En perdition

gildas

Le choc fut si brutal que je fus jeté à bas de la couchette. Sonné par la chute, l'esprit encore embrumé par le sommeil, je restai au sol durant plusieurs secondes sans pouvoir faire le moindre mouvement.

Quelque part, le ciel se déchira dans un grand fracas. Puis survint presque aussitôt un effroyable craquement venant de l'arrière. Je me relevai tant bien que mal, déséquilibré par un violent tangage, et me dirigeai chancelant vers la porte de la cabine.

Dehors, c'était le chaos.

Bien qu'il fût un peu plus de quatre heures de l'après-midi, il était impossible de distinguer le ciel de la mer. Ce n'était partout qu'une seule et même masse sombre, grondante et menaçante, qui ouvrait grand sa gueule humide. N'importe qui aurait regardé le voilier à cet instant se serait dit qu'il était mal engagé et que la lutte était d'évidence inégale.

- Yann ! Criai-je, les mains en porte-voix.

Le vent et la pluie couvraient mon appel. Je jetai un coup d’œil circulaire, cherchant la haute silhouette de mon compagnon de voyage, mais je ne décelai aucune trace de vie.

Une trombe d'eau se déversa à ce moment sur le pont et emporta tout sur son passage. Me tenant d'une main à la porte de la cabine, je saisis de l'autre un bout délové, l'enroulai autour de moi et le nouai fermement au niveau de la poitrine. Ainsi encordé, je me dirigeai péniblement vers l'arrière et constatai avec effroi qu'à la place du gouvernail s'ouvrait un trou béant.
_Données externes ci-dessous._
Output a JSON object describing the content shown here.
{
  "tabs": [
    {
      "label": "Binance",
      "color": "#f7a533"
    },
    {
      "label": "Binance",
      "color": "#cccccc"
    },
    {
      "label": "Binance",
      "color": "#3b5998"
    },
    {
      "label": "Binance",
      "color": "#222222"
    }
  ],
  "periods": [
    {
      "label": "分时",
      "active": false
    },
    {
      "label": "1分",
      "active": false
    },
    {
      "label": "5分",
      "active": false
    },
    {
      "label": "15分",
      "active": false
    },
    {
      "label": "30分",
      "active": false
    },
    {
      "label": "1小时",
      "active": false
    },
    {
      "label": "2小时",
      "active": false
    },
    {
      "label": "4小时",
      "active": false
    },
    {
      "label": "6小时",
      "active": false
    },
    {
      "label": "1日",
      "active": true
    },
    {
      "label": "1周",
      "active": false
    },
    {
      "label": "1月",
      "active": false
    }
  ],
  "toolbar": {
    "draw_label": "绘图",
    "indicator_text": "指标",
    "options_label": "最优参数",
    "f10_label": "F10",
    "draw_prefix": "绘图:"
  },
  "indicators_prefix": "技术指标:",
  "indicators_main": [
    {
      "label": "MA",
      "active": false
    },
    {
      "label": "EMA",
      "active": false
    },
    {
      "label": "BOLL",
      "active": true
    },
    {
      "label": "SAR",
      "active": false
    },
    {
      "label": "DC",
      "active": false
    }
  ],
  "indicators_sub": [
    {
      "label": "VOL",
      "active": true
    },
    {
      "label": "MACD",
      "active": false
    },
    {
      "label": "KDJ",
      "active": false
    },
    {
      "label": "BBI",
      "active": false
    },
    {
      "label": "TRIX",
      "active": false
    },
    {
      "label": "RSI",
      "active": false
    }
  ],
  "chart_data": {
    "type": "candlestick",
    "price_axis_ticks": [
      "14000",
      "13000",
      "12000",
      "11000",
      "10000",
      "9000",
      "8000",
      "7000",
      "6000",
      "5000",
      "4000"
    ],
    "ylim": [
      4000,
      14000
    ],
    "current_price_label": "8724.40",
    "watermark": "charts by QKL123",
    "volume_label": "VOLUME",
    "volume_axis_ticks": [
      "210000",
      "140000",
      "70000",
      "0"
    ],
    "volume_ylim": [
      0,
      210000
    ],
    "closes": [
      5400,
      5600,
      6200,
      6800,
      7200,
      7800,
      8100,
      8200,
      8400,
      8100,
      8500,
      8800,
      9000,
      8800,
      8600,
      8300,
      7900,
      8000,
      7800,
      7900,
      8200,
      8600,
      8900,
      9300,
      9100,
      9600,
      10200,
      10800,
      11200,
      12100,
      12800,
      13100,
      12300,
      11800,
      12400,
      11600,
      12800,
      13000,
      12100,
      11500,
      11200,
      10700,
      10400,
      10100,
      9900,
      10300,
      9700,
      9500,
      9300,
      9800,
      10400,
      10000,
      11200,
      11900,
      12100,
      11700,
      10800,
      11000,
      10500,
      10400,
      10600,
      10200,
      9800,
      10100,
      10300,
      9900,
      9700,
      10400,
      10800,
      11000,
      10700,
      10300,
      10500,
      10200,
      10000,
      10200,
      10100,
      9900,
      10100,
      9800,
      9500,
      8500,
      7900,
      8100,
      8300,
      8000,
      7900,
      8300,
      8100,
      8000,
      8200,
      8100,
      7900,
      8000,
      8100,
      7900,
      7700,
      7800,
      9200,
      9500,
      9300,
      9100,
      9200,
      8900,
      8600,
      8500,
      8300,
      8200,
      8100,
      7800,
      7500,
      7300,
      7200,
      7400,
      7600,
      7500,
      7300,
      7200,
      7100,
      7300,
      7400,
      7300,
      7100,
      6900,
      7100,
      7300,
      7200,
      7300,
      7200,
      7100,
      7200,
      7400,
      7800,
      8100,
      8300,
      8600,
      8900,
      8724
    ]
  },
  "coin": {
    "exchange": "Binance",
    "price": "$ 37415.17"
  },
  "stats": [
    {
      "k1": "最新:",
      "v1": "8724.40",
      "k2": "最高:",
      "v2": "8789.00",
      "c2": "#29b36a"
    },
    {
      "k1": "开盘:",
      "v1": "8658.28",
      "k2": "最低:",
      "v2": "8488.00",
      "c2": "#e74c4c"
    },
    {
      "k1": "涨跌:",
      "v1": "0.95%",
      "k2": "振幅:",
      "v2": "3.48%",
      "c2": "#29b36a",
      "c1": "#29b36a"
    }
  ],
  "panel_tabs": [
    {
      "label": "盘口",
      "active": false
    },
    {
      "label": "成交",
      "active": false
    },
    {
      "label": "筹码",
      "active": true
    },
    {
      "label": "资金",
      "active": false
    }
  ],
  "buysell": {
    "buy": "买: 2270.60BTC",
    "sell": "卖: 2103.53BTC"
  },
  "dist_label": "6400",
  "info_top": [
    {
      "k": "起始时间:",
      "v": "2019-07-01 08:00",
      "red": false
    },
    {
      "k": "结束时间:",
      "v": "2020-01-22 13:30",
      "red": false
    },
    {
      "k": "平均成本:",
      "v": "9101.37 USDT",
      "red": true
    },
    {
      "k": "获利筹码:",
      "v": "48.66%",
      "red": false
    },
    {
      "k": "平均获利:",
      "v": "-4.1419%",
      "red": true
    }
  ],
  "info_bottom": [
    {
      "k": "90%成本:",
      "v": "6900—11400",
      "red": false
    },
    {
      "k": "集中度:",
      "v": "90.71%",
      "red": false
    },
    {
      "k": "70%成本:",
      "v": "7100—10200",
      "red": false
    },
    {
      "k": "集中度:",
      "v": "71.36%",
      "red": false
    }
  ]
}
Mes jambes flanchèrent.

- Yann ! Hurlai-je, fou de désespoir.

Je me penchai bêtement au-dessus du trou comme si j'allais l'apercevoir, flottant dans sa tombe liquide. Je ne pouvais pas croire qu'un plaisancier aussi aguerri que lui ait pu se faire surprendre par une vague scélérate.

Pourquoi ne m'avait-il pas réveillé à l'approche du grain ? Je n'étais pas aussi expérimenté, mais il aurait pu me guider pendant l'assaut. Nous aurions combattu en frères d'armes, nous soutenant l'un l'autre dans le doute, et aurions pu avoir une chance de nous en sortir tous les deux.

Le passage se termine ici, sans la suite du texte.